The Direction of History

the direction of history

With the explosion of technology in our age of telecommunications, geographic determinism is losing more and more ground. Nonetheless, an understanding of geopolitics, freed of its fascist overtones (a la K. Haushofer), is still indispensable for an understanding of the development of the present-day world.

Although I am far from being a specialist in geopolitics,
I nevertheless think that each nation follows a politico- geographic course.

Thus, between the 10th and 13th centuries, the German people followed a march to the east (Drang nach Osten), between the Elba and the Oder, and on to the shores of the Baltic, to the detriment of the Slavs and the Baltic peoples.
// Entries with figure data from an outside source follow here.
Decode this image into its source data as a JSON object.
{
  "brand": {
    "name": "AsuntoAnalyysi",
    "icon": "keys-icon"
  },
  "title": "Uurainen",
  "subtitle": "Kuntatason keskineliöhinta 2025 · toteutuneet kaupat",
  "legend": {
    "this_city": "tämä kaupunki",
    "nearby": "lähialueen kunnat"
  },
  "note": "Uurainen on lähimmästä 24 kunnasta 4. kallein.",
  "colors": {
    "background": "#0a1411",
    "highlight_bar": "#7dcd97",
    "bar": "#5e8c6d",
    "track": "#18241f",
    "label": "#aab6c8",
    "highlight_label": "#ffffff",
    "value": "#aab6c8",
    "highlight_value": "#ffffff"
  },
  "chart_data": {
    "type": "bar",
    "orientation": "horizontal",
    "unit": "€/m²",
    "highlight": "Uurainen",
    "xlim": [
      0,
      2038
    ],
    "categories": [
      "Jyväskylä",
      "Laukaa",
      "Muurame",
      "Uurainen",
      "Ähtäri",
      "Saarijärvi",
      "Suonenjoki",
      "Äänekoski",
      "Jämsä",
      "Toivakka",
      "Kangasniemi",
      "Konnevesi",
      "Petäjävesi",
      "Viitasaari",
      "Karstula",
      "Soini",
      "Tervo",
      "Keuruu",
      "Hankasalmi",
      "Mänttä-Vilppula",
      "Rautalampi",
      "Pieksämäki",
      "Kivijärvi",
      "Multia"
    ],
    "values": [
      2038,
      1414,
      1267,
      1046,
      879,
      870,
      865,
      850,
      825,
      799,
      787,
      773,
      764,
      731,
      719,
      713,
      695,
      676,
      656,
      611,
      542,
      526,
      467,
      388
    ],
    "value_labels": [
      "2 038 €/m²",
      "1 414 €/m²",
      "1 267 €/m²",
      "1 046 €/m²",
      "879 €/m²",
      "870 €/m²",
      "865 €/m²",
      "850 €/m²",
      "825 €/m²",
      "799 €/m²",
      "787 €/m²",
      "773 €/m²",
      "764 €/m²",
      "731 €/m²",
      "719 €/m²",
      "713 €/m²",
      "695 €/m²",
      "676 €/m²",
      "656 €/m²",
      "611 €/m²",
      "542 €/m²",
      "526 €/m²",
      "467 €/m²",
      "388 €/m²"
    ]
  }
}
Later, also in the East, Russia was a magnet attracting Hitler.

The development of the American people, on the other hand, was to the West, the Far West, from the Atlantic to the Pacific.

The history of France from the Capetians on followed a centrifugal movement, with Ile-de-France as its axis.
As for Vietnam, bearing the enormous weight of China to the north, and hemmed in between the Truong Son Mountains to the west and the Pacific to the east there was only one direction open: south. The Viets, ethnic majority and spearhead of the Vietnamese nation, first moved their settlements into the Red River delta.
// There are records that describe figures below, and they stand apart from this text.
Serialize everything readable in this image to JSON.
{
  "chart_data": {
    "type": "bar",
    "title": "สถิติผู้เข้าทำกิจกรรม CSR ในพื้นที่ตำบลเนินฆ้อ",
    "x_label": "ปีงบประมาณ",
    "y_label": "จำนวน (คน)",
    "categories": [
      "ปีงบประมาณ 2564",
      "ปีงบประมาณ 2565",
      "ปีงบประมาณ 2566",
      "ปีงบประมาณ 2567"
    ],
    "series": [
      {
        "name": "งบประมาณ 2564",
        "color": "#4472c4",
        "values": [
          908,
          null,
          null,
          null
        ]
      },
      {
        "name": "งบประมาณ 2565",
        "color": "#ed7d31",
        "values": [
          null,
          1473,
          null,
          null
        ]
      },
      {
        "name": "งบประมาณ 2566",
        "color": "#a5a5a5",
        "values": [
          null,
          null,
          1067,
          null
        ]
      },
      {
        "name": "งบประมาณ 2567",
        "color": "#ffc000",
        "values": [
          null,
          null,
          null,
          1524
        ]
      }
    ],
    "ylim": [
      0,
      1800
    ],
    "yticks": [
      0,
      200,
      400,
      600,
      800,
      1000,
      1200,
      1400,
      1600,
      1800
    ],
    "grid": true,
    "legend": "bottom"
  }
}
They were loath to assault the malaria-infested, spirit- haunted mountains. Neither was the sea to the east tempting to this agrarian people, who did not share the maritime calling of the Malays.

The Viets preferred to advance to the south, across the Transversal Pass (Deo Ngang), constantly following the chain of coastal plains. This Drang nach Sueden begun in the 11th century, by the 17th century had reached the Mekong delta.

Its justification was not only the need to expand the rice fields, but also the need to develop sufficient economic and military potential to resist the powerful Champa and Khmer states to the south and west.

This agricultural colonization was carried out over the centuries by the proliferation of villages, the basic units of traditional Vietnamese society.